A walk in the woods of Baulì is in my opinion a very special experience as it is obvious that the appearance of anthropic agricultural management of the funds is not absolutely alien to be considered by the beautiful natural setting. Baulì is not one of those fake replanted forests from forest property, which has now become the sole landowner of our land abandoned. The forest that we cross is a living environment, they mummified, it surrounded by barbed wire and arid tables are only intended to let us know of a place that we can not only make you!
It 'made alive by cows and pigs grazing by private lanes that cross it, and even by the same fences that divide it soberly, all equipped with gates that facilitate access.
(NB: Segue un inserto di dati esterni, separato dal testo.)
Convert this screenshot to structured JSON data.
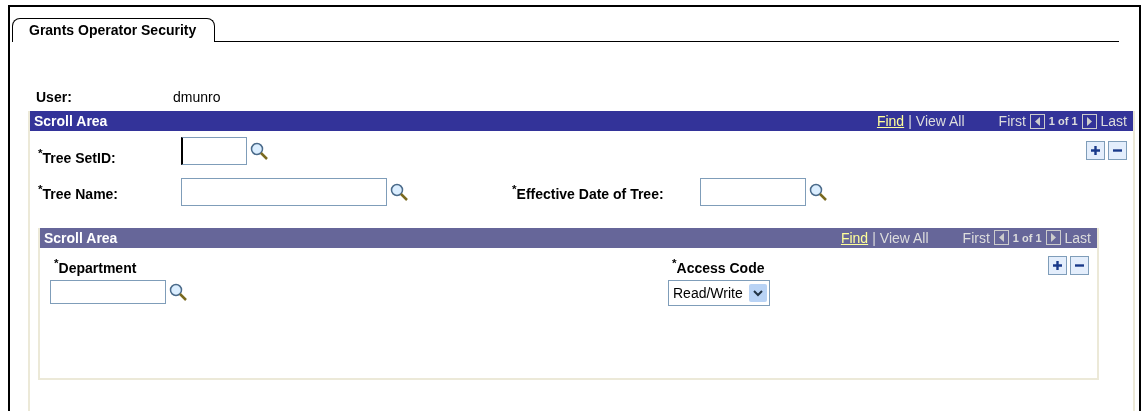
{
  "tab": {
    "label": "Grants Operator Security",
    "selected": true
  },
  "user": {
    "label": "User:",
    "value": "dmunro"
  },
  "scroll_area": {
    "title": "Scroll Area",
    "find": "Find",
    "separator": "|",
    "view_all": "View All",
    "first": "First",
    "position": "1 of 1",
    "last": "Last",
    "fields": [
      {
        "label": "$^{*}$Tree SetID:",
        "kind": "lookup",
        "focused": true
      },
      {
        "label": "$^{*}$Tree Name:",
        "kind": "lookup",
        "focused": false
      },
      {
        "label": "$^{*}$Effective Date of Tree:",
        "kind": "lookup",
        "focused": false
      }
    ],
    "inner_scroll_area": {
      "title": "Scroll Area",
      "find": "Find",
      "separator": "|",
      "view_all": "View All",
      "first": "First",
      "position": "1 of 1",
      "last": "Last",
      "columns": [
        {
          "label": "$^{*}$Department",
          "kind": "lookup"
        },
        {
          "label": "$^{*}$Access Code",
          "kind": "select",
          "value": "Read/Write"
        }
      ]
    }
  }
}
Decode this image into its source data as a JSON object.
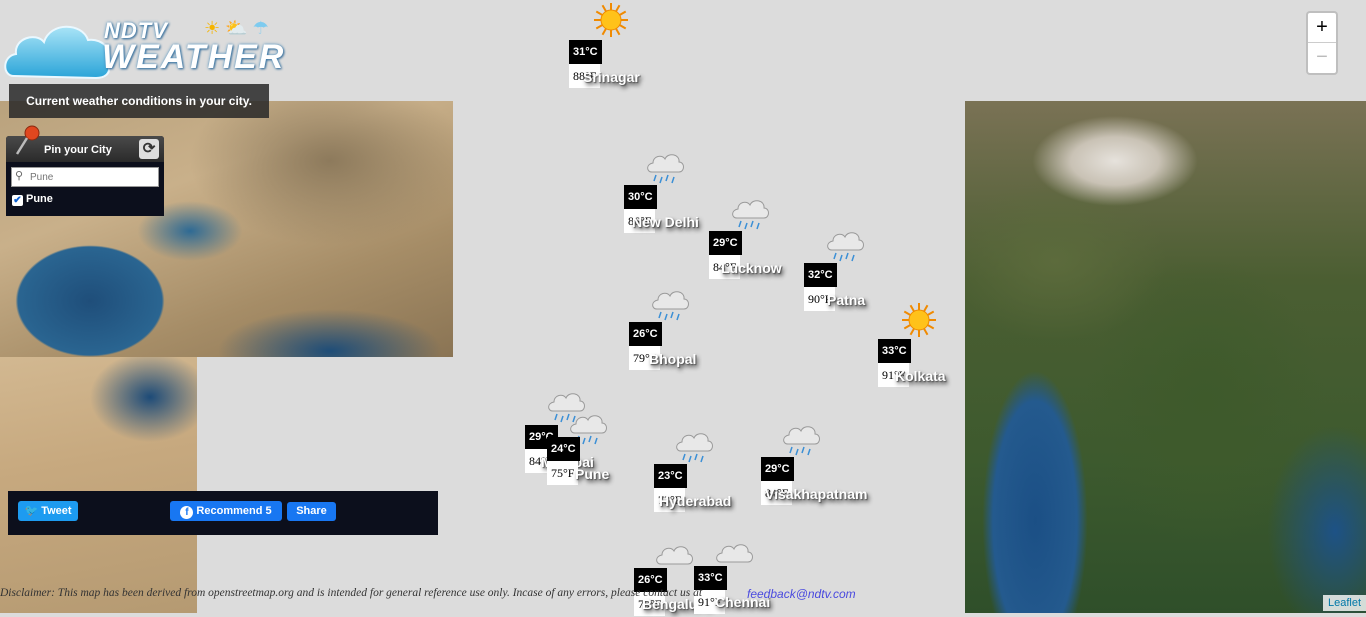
{
  "header": {
    "logo_ndtv": "NDTV",
    "logo_weather": "WEATHER",
    "subtitle": "Current weather conditions in your city."
  },
  "pin_panel": {
    "title": "Pin your City",
    "search_placeholder": "Pune",
    "checked_city": "Pune"
  },
  "zoom": {
    "in_label": "+",
    "out_label": "−"
  },
  "cities": [
    {
      "name": "Srinagar",
      "celsius": "31°C",
      "fahrenheit": "88°F",
      "icon": "sun-icon"
    },
    {
      "name": "New Delhi",
      "celsius": "30°C",
      "fahrenheit": "86°F",
      "icon": "rain-cloud-icon"
    },
    {
      "name": "Lucknow",
      "celsius": "29°C",
      "fahrenheit": "84°F",
      "icon": "rain-cloud-icon"
    },
    {
      "name": "Patna",
      "celsius": "32°C",
      "fahrenheit": "90°F",
      "icon": "rain-cloud-icon"
    },
    {
      "name": "Bhopal",
      "celsius": "26°C",
      "fahrenheit": "79°F",
      "icon": "rain-cloud-icon"
    },
    {
      "name": "Kolkata",
      "celsius": "33°C",
      "fahrenheit": "91°F",
      "icon": "sun-icon"
    },
    {
      "name": "Mumbai",
      "celsius": "29°C",
      "fahrenheit": "84°F",
      "icon": "rain-cloud-icon"
    },
    {
      "name": "Pune",
      "celsius": "24°C",
      "fahrenheit": "75°F",
      "icon": "rain-cloud-icon"
    },
    {
      "name": "Hyderabad",
      "celsius": "23°C",
      "fahrenheit": "73°F",
      "icon": "rain-cloud-icon"
    },
    {
      "name": "Visakhapatnam",
      "celsius": "29°C",
      "fahrenheit": "84°F",
      "icon": "rain-cloud-icon"
    },
    {
      "name": "Bengaluru",
      "celsius": "26°C",
      "fahrenheit": "79°F",
      "icon": "cloud-icon"
    },
    {
      "name": "Chennai",
      "celsius": "33°C",
      "fahrenheit": "91°F",
      "icon": "cloud-icon"
    }
  ],
  "share": {
    "tweet_label": "Tweet",
    "recommend_label": "Recommend 5",
    "share_label": "Share"
  },
  "footer": {
    "disclaimer": "Disclaimer: This map has been derived from openstreetmap.org and is intended for general reference use only. Incase of any errors, please contact us at",
    "feedback_email": "feedback@ndtv.com",
    "attribution": "Leaflet"
  }
}
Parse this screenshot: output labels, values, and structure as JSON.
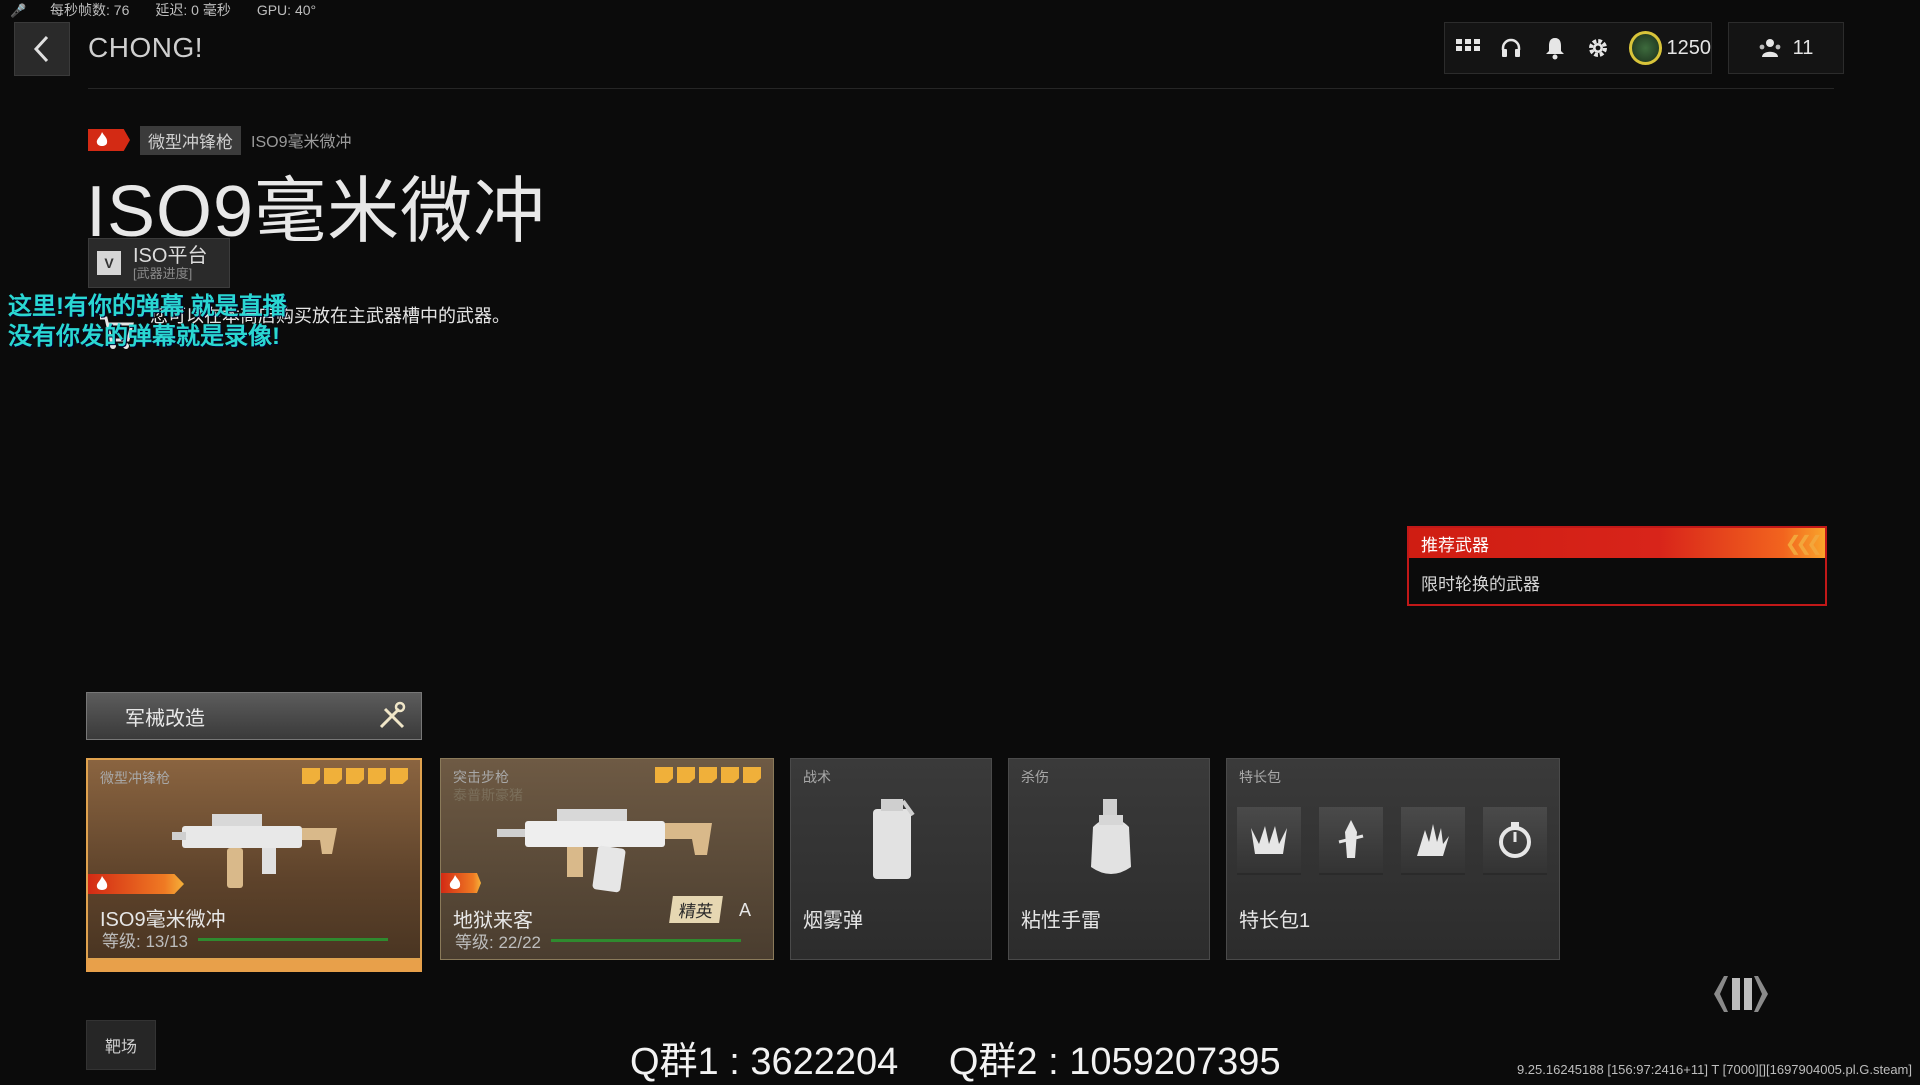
{
  "perf": {
    "fps_label": "每秒帧数:",
    "fps_value": "76",
    "latency_label": "延迟:",
    "latency_value": "0 毫秒",
    "gpu": "GPU: 40°"
  },
  "header": {
    "player_name": "CHONG!",
    "currency": "1250",
    "friends_count": "11"
  },
  "weapon": {
    "category": "微型冲锋枪",
    "breadcrumb_name": "ISO9毫米微冲",
    "title": "ISO9毫米微冲",
    "platform_badge": "V",
    "platform_name": "ISO平台",
    "platform_sub": "[武器进度]",
    "description": "您可以在本商店购买放在主武器槽中的武器。"
  },
  "stream_overlay": {
    "line1": "这里!有你的弹幕 就是直播",
    "line2": "没有你发的弹幕就是录像!"
  },
  "recommended": {
    "title": "推荐武器",
    "body": "限时轮换的武器"
  },
  "gunsmith": {
    "label": "军械改造"
  },
  "loadout": {
    "primary": {
      "label": "微型冲锋枪",
      "name": "ISO9毫米微冲",
      "level": "等级: 13/13",
      "level_fraction": 1.0,
      "attachments": 5
    },
    "secondary": {
      "label": "突击步枪",
      "sub": "泰普斯豪猪",
      "name": "地狱来客",
      "level": "等级: 22/22",
      "level_fraction": 1.0,
      "badge": "精英",
      "badge2": "A",
      "attachments": 5
    },
    "tactical": {
      "label": "战术",
      "name": "烟雾弹"
    },
    "lethal": {
      "label": "杀伤",
      "name": "粘性手雷"
    },
    "perk": {
      "label": "特长包",
      "name": "特长包1"
    }
  },
  "bottom": {
    "range_button": "靶场",
    "qq1": "Q群1 : 3622204",
    "qq2": "Q群2 : 1059207395",
    "version": "9.25.16245188 [156:97:2416+11] T [7000][][1697904005.pl.G.steam]"
  },
  "colors": {
    "accent_red": "#d32a14",
    "accent_gold": "#f0b03a",
    "overlay_cyan": "#2ad7d2"
  }
}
Even cutting and forest management, diligently practiced by the owners, it is paradoxically the same life, has ensured the survival of a wonderful micro eco system that is worth visiting.

lunedì 7 settembre 2015

Il semaforo di Belvedere (Siracusa)

Il semaforo di Belvedere non è uno di quei dispositivi che tutti conosciamo, impiegati nelle nostre città per regolare il traffico, ma un edificio adibito in passato a vero e proprio centro di comunicazione, progettato per consentire il collegamento telegrafico delle navi con la terra ferma.
Oggigiorno non è facile rendersi conto dell’importanza di tali stazioni di telecomunicazione e delle loro funzioni in ambito militare, commerciale o sanitario, tuttavia occorre considerare che per lungo tempo hanno svolto un ruolo fondamentale per la navigazione, l'avvistamento marittimo e la meteorologia, in un epoca in cui la telegrafia senza fili era ancora agli albori.
Nei primi decenni del ‘900, i semafori, oggi tutti dismessi e pressoché dimenticati, erano oltre 80, strategicamente collocati lungo le coste della nostra penisola, nel 1962 ne restavano in servizio soltanto 14.
Per comprendere la funzione e l’importanza dei semafori per la navigazione marittima è però opportuno risalire alle prime forme di comunicazione a distanza, che furono avviate durante il periodo napoleonico.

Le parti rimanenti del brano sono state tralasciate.